Car si les électeurs sont parfois tentés d'adresser un camouflet au pouvoir exécutif via un scrutin qui n'a rien à voir, le féliciter via ce même scrutin n'est pas automatique. "Plus, au contraire, "le" jugement est favorable et plus les élections sont localisées, "dégouvernementalisées", et les évolutions constatées varient d'une ville à l'autre en fonction des considérations communales de personnes et d'enjeux.", explique le politologue Jean-Luc Parodi.

 

Ainsi la popularité de l'Exécutif aurait très peu d'effet d'entraînement positif et serait au mieux un agent neutre. Il est vrai qu'en 1995 les élections municipales n'ont pas été un raz-de-marée de la droite malgré l'état de grâce du président Jacques Chirac élu un mois plus tôt.

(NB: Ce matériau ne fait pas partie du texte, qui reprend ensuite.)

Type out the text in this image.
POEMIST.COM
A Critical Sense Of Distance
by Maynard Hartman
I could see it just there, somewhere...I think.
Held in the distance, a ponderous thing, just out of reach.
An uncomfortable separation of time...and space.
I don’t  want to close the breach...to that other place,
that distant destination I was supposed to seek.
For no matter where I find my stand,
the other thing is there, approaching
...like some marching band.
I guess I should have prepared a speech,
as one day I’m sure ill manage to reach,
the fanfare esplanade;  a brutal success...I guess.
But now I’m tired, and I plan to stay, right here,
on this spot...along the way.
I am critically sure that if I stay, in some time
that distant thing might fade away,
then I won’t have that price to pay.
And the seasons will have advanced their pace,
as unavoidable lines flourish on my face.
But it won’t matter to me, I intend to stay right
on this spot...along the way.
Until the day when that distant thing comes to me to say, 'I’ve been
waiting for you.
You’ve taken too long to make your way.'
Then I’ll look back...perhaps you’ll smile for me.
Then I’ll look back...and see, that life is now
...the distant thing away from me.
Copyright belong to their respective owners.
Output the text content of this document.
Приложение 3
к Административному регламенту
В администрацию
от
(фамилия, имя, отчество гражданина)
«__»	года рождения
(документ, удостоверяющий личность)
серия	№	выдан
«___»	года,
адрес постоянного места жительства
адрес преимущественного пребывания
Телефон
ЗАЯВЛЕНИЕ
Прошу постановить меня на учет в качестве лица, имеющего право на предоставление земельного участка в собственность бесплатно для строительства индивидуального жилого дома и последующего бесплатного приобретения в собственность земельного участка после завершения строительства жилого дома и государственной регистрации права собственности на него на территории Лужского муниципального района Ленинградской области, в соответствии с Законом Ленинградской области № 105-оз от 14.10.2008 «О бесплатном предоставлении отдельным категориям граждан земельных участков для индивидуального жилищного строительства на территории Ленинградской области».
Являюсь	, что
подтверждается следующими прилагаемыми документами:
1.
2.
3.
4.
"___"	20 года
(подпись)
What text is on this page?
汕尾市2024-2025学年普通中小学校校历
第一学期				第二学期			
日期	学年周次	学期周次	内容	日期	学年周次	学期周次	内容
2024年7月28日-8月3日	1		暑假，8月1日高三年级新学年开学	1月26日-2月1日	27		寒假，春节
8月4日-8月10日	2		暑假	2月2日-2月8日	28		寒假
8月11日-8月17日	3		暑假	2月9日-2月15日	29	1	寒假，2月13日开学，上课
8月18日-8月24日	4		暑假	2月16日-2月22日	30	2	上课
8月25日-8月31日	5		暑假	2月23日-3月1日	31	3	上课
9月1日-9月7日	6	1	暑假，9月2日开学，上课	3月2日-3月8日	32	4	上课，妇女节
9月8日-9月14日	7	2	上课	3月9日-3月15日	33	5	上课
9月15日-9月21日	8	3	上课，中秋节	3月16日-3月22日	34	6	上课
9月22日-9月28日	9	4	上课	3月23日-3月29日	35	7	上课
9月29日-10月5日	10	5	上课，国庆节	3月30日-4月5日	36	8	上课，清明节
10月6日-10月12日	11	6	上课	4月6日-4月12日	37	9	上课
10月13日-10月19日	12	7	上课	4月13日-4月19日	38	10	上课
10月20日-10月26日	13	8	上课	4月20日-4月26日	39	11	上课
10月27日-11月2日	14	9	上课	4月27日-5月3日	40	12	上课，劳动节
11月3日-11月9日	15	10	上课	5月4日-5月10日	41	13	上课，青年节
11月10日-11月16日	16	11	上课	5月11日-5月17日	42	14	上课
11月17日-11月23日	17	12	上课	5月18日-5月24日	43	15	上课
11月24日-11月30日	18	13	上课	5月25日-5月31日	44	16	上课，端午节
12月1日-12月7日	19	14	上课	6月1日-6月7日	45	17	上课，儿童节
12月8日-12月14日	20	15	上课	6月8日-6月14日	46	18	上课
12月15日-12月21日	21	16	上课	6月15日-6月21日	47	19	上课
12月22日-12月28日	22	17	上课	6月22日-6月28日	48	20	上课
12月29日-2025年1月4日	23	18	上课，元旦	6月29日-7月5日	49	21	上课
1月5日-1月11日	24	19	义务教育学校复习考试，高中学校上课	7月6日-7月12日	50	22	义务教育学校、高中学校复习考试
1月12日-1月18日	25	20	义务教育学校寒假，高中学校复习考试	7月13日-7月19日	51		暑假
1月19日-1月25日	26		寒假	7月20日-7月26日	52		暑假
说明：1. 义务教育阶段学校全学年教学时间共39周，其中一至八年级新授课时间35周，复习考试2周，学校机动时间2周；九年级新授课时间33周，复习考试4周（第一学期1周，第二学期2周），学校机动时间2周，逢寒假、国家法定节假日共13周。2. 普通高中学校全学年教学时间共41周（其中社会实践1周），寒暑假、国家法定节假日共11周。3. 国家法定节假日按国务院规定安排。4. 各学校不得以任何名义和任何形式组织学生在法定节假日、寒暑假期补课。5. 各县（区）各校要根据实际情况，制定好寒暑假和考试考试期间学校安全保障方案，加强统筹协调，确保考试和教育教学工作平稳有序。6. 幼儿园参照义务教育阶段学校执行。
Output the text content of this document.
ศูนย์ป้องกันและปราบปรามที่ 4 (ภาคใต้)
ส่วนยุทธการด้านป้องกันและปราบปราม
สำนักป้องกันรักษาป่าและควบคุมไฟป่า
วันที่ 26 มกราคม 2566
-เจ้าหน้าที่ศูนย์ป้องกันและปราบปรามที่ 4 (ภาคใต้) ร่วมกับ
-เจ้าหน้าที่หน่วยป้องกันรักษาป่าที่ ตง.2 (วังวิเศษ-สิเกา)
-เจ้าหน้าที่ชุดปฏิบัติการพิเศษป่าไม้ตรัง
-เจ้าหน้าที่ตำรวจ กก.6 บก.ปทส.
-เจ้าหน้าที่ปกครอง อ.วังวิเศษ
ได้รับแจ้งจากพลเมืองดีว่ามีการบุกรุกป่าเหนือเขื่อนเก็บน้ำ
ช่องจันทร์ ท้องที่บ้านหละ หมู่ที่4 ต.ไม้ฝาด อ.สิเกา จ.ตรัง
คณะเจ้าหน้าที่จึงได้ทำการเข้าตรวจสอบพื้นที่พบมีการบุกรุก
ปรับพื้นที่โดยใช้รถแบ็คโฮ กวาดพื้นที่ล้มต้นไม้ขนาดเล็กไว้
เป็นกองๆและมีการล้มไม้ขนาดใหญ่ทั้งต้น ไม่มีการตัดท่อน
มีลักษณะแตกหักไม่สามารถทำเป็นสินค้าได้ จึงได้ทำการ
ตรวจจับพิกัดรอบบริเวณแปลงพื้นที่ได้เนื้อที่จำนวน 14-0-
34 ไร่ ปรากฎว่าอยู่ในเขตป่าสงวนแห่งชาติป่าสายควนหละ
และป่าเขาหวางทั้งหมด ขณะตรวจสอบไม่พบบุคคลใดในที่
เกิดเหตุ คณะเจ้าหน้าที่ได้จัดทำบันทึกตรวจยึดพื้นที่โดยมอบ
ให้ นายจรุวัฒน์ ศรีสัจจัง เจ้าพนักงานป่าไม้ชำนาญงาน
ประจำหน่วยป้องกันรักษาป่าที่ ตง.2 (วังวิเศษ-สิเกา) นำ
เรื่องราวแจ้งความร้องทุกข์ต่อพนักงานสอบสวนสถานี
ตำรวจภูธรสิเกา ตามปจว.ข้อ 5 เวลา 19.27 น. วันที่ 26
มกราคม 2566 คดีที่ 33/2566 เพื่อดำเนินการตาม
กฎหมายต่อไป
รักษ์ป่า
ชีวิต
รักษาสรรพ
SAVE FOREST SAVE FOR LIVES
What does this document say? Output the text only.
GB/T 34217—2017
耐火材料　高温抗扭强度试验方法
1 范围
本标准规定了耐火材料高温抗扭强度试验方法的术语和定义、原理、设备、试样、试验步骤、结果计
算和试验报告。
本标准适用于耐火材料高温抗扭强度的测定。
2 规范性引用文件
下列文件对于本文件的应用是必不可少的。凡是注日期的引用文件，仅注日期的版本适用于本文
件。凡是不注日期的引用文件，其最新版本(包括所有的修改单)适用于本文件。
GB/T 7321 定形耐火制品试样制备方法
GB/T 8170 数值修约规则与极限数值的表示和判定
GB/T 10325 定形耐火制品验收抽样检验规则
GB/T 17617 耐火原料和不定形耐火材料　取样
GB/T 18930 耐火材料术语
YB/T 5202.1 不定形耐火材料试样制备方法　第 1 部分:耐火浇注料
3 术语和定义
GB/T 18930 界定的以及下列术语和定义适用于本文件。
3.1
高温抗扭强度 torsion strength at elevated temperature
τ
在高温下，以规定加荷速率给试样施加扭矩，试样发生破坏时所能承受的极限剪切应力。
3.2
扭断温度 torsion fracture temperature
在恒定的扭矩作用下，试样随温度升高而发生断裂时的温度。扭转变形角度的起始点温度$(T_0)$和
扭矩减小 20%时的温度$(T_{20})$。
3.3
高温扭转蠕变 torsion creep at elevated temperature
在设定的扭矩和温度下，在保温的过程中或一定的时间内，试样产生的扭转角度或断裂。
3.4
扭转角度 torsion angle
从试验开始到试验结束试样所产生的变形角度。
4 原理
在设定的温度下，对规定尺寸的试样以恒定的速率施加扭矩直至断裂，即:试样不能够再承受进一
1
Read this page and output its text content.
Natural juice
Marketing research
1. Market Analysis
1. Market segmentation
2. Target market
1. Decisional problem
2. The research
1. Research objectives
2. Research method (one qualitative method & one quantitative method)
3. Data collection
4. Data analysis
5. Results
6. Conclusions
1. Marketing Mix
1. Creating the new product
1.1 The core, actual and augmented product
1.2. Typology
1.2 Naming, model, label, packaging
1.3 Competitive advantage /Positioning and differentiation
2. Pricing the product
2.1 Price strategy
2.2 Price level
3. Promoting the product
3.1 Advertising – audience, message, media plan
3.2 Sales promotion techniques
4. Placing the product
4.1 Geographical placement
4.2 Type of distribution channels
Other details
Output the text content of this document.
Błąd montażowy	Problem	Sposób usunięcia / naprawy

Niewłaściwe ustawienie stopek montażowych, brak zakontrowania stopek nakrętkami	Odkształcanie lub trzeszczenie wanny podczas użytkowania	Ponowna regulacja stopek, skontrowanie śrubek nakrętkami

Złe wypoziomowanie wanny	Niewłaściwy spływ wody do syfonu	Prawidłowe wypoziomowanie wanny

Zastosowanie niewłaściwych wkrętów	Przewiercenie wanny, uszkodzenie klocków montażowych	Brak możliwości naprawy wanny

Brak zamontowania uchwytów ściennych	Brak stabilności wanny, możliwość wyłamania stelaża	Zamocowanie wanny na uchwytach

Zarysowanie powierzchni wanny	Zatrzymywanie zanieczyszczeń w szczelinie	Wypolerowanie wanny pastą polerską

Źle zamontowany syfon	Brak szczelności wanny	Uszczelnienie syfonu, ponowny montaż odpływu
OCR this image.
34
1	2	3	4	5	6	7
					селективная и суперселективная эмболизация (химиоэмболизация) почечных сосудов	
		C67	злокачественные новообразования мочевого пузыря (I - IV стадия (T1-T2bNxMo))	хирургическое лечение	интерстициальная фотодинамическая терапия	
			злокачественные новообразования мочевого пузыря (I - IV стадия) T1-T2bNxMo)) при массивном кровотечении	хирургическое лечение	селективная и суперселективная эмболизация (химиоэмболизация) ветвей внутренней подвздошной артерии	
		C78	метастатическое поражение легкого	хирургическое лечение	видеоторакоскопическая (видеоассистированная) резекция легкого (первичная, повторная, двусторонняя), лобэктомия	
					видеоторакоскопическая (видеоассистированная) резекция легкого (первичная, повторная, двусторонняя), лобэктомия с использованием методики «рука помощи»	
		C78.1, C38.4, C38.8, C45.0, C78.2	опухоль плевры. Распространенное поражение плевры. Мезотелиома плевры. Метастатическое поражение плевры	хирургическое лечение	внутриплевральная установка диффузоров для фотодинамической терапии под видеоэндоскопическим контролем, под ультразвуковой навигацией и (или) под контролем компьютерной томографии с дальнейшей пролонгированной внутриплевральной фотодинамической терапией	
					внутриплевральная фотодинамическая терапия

Six ans plus tard, la gauche plurielle ne fera pas non plus un carton monumental, si ce n'est à Lyon et Paris.

 

 

 

Donc mieux vaut ne pas trop politiser et se battre localement puisque c'est là que cela se jouera. C'est ce qu'indique Jean-Pierre Raffarin ce matin : "la mobilisation de l'opposition est toujours plus forte (...) est donc important de veiller à ce que la politique locale ne soit pas systématiquement un enjeu national sinon on mobilise surtout le camp adverse". (via Reuters) Lui qui connut la déroute des régionales de 2004 se dit que la côte de popularité de Sarkozy sera plus mauvaise d'ici mars prochain.

 

Ce matin, ce vieux briscard de Laurent Fabius ne s'y est d'ailleurs pas trompé, appelant la masse des mécontents à attribuer "un carton jaune" à l'Exécutif. Au coude à coude avec la droite dans les sondages, Il n'y a que l'opposition qui trouve avantage dans tous les cas à nationaliser le débat.